In a recent speech, Moro said corruption, organized crime and public safety are all connected. “But corruption has nothing to do with someone who steals a smartphone or kills a person during a pub fight,” Cerqueira said. “Those are issues directly related to urban violence.”
In order to adequately structure an anti-crime project, Cerqueira said, Moro should have counted on the work of a team of experts, who would prepare initial proposals and then discuss them with the main operators of public security, such as police officers, justice officials, non-governmental organizations, politicians and academics.
“This never happened, so this project is not a project. It is only a draft that congregates unrelated ideas,” Cerqueira said.

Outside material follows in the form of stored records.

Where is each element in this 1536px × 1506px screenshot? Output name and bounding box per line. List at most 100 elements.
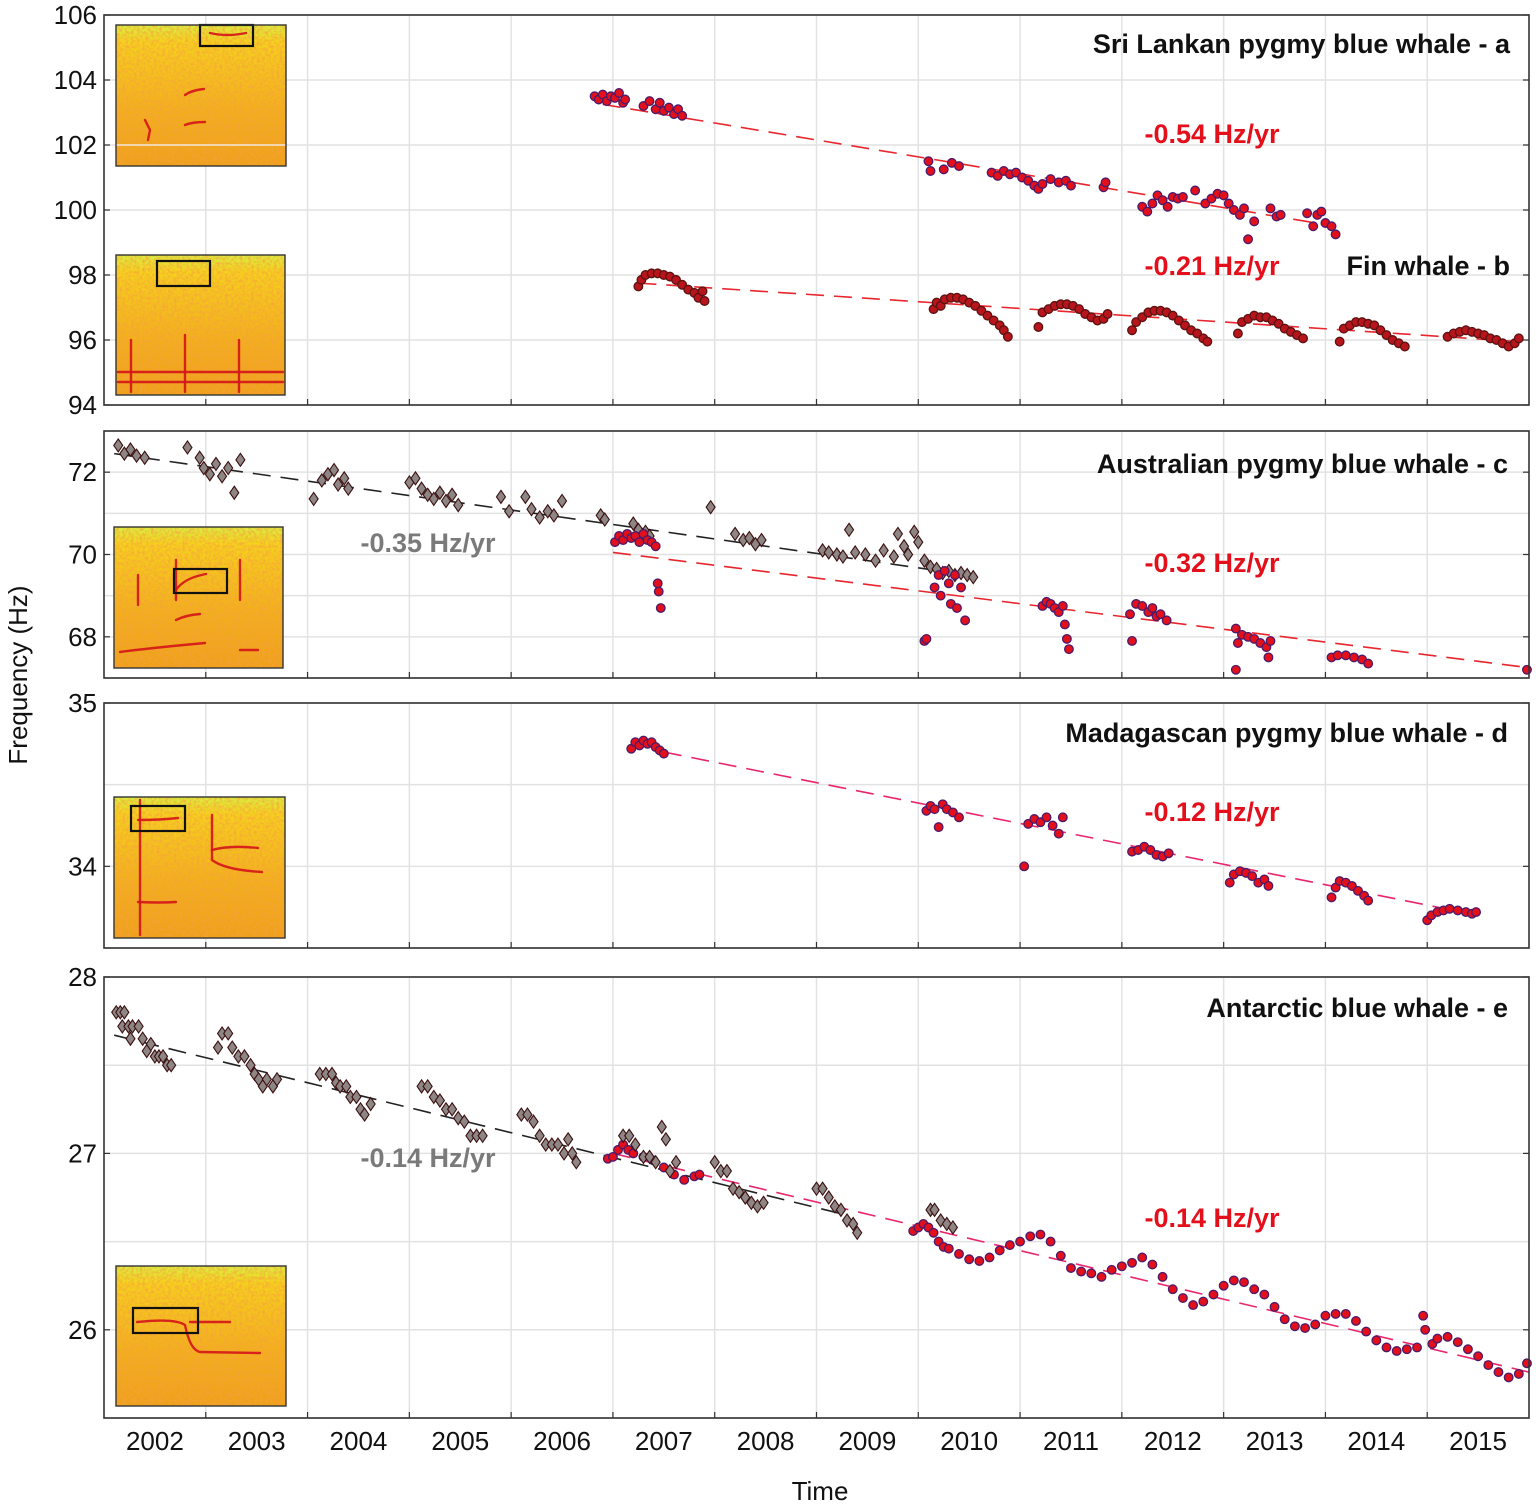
data-point-diamond <box>837 549 849 565</box>
series-3-1 <box>111 1004 959 1241</box>
data-point-circle <box>697 286 708 297</box>
data-point-circle <box>984 1252 995 1263</box>
x-tick-label: 2011 <box>1043 1426 1099 1456</box>
data-point-circle <box>1127 325 1137 336</box>
data-point-circle <box>1190 185 1201 196</box>
data-point-diamond <box>878 542 889 558</box>
y-axis-label: Frequency (Hz) <box>3 585 33 764</box>
data-point-circle <box>1316 206 1327 217</box>
data-point-diamond <box>534 509 545 525</box>
data-point-circle <box>1057 601 1068 611</box>
data-point-circle <box>1053 828 1064 839</box>
data-point-circle <box>1442 1331 1453 1342</box>
data-point-diamond <box>365 1096 376 1112</box>
data-point-circle <box>1522 664 1532 675</box>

Reale said he doesn’t think the anti-crime bill will be approved as it is written now, but the emotional appeals by Moro and Bolsonaro have been effective. According to a survey, 62 percent of the population supports Moro’s bill. And Bolsonaro won his campaign, in part, on his assertion that stricter laws would result in less violence. Some experts, however, doubt this logic and worry it will end in further tragedy. Brazil counts more than 60,000 homicides per year, and more firearms could cause more deaths, Cerqueira argues.
“Combined with Moro’s proposal regarding self-defense killings, the result will be a tragedy kit,” Cerqueira said. “The only explanation for this kind of proposition is the politicization of the public security taking the place of rationality.”